During a virtual meeting on Monday, the ANC top six advised Zuma against undermining the Constitutional Court and pushing the country towards a political standoff.
Zuma promised to consider the advice of the ANC bosses and later discussed his strategy with his advocate Muzi Sikhakhane.
ANC secretary general Ace Magashule said: “It was indeed a good meeting, very constructive and positive to both the country and the African National Congress leadership and its members.”
Magashule said the top six, led by President Cyril Ramaphosa, have agreed to give Zuma “space” to consult his lawyers.
“Comrade Zuma made a very extensive presentation on what has prompted his decision not to appear before what you term the Zondo commission.”
Magashule said Zuma told them that he believed that he had been subjected to unfair persecution and prosecution for over two decades.
At the centre of the meeting was Zuma’s defiance of the Constitutional Court, telling him to appear before the State Capture Commission of Inquiry, chaired by Deputy Chief Justice Raymond Zondo.
Zuma ditched the commission and dared law-enforcement to arrest him.
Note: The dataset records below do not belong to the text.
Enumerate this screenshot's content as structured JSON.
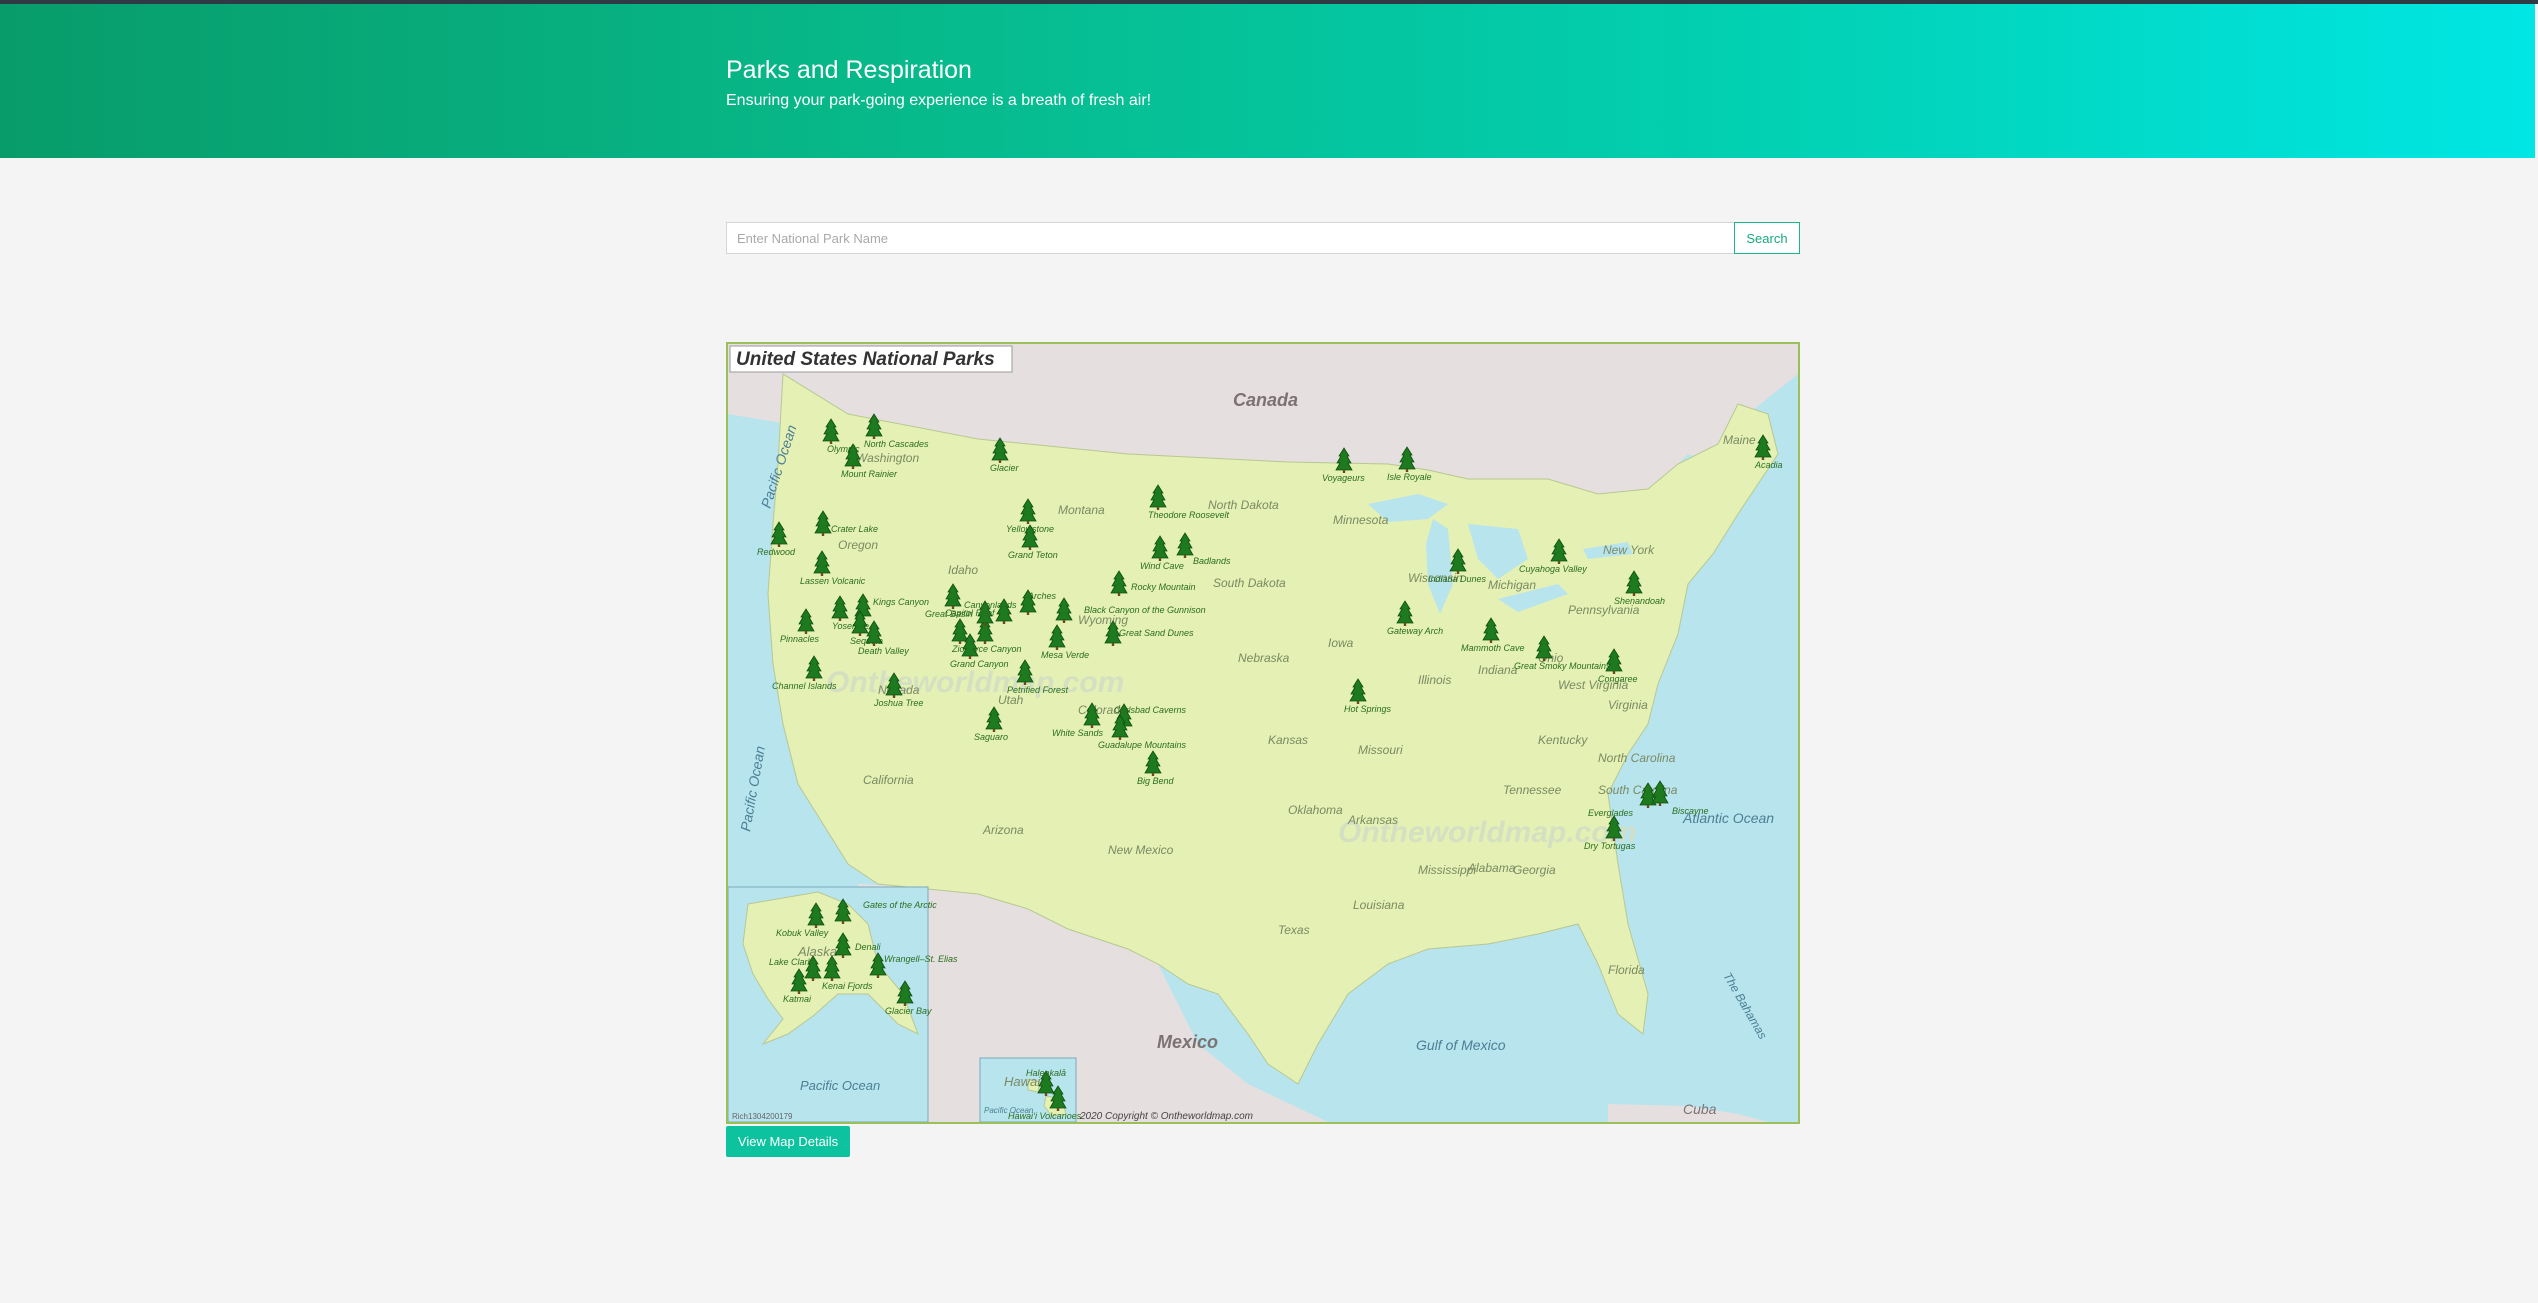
{
  "header": {
    "title": "Parks and Respiration",
    "subtitle": "Ensuring your park-going experience is a breath of fresh air!"
  },
  "search": {
    "placeholder": "Enter National Park Name",
    "value": "",
    "button_label": "Search"
  },
  "map": {
    "title": "United States National Parks",
    "copyright": "2020 Copyright © Ontheworldmap.com",
    "code": "Rich1304200179",
    "watermark": "Ontheworldmap.com",
    "countries": [
      "Canada",
      "Mexico",
      "Cuba",
      "The Bahamas"
    ],
    "waters": [
      "Pacific Ocean",
      "Pacific Ocean",
      "Atlantic Ocean",
      "Gulf of Mexico",
      "Pacific Ocean",
      "Pacific Ocean"
    ],
    "states": [
      "Washington",
      "Oregon",
      "Idaho",
      "Montana",
      "Wyoming",
      "Nevada",
      "Utah",
      "Colorado",
      "California",
      "Arizona",
      "New Mexico",
      "Texas",
      "Oklahoma",
      "Kansas",
      "Nebraska",
      "North Dakota",
      "South Dakota",
      "Minnesota",
      "Iowa",
      "Missouri",
      "Arkansas",
      "Louisiana",
      "Mississippi",
      "Alabama",
      "Georgia",
      "Florida",
      "Tennessee",
      "Kentucky",
      "Illinois",
      "Indiana",
      "Ohio",
      "Wisconsin",
      "Michigan",
      "Pennsylvania",
      "New York",
      "West Virginia",
      "Virginia",
      "North Carolina",
      "South Carolina",
      "Maine",
      "Alaska",
      "Hawaii"
    ],
    "parks": [
      "Olympic",
      "North Cascades",
      "Mount Rainier",
      "Glacier",
      "Crater Lake",
      "Redwood",
      "Lassen Volcanic",
      "Yellowstone",
      "Grand Teton",
      "Theodore Roosevelt",
      "Wind Cave",
      "Badlands",
      "Voyageurs",
      "Isle Royale",
      "Acadia",
      "Great Basin",
      "Yosemite",
      "Kings Canyon",
      "Sequoia",
      "Pinnacles",
      "Death Valley",
      "Channel Islands",
      "Joshua Tree",
      "Zion",
      "Bryce Canyon",
      "Capitol Reef",
      "Canyonlands",
      "Arches",
      "Black Canyon of the Gunnison",
      "Rocky Mountain",
      "Great Sand Dunes",
      "Mesa Verde",
      "Grand Canyon",
      "Petrified Forest",
      "Saguaro",
      "White Sands",
      "Carlsbad Caverns",
      "Guadalupe Mountains",
      "Big Bend",
      "Hot Springs",
      "Gateway Arch",
      "Mammoth Cave",
      "Great Smoky Mountains",
      "Congaree",
      "Shenandoah",
      "Cuyahoga Valley",
      "Indiana Dunes",
      "Everglades",
      "Biscayne",
      "Dry Tortugas",
      "Gates of the Arctic",
      "Kobuk Valley",
      "Denali",
      "Lake Clark",
      "Wrangell–St. Elias",
      "Kenai Fjords",
      "Katmai",
      "Glacier Bay",
      "Haleakalā",
      "Hawaiʻi Volcanoes"
    ],
    "colors": {
      "land": "#e4f0b4",
      "water": "#b8e4ee",
      "neighbor": "#e6dfdf",
      "tree": "#1e7a1e",
      "park_label": "#2a6e1e",
      "border": "#9bc05a"
    }
  },
  "details_button": {
    "label": "View Map Details"
  },
  "colors": {
    "accent": "#0cc29f",
    "hero_start": "#089c6a",
    "hero_end": "#00e6e4"
  }
}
Scrolla.Africa understands that the ANC sought legal counsel, which advised that the contempt of court charge would fall off if Zuma appeared before the Zondo commission.
Zondo wants Zuma to be sentenced to two years imprisonment for defying the Constitutional Court order.
Zuma missed Monday’s deadline to file his response to the commission’s request that he be jailed for contempt of court – in which they argued it would set a bad precedent if the country’s former president refused a court order.
Already another witness subpoenaed by the Zondo commission – controversial businessman Auswell Mashaba – for refusing to appear at the commission, prompting Zondo to speculate if it was caused by Zuma’s refusal.
Mashaba ran Swifambo Rail, which won a R3.5 billion contract from the Passenger Rail Agency of South Africa (Prasa) for new trains. This 2013 contract resulted in trains “too tall” trains for South Africa’s existing rail network, and was overturned by a 2017 court order that found it was corrupt.
“Harm will be done to the administration of justice if this award is not set aside from the onset. Corruption will triumph if this court does not set aside the tender‚” said Judge J Francis when he set aside the contract.
Similarly, argues the Zondo commission, justice will be harmed if Zuma isn’t punished for refusing a lawful court order.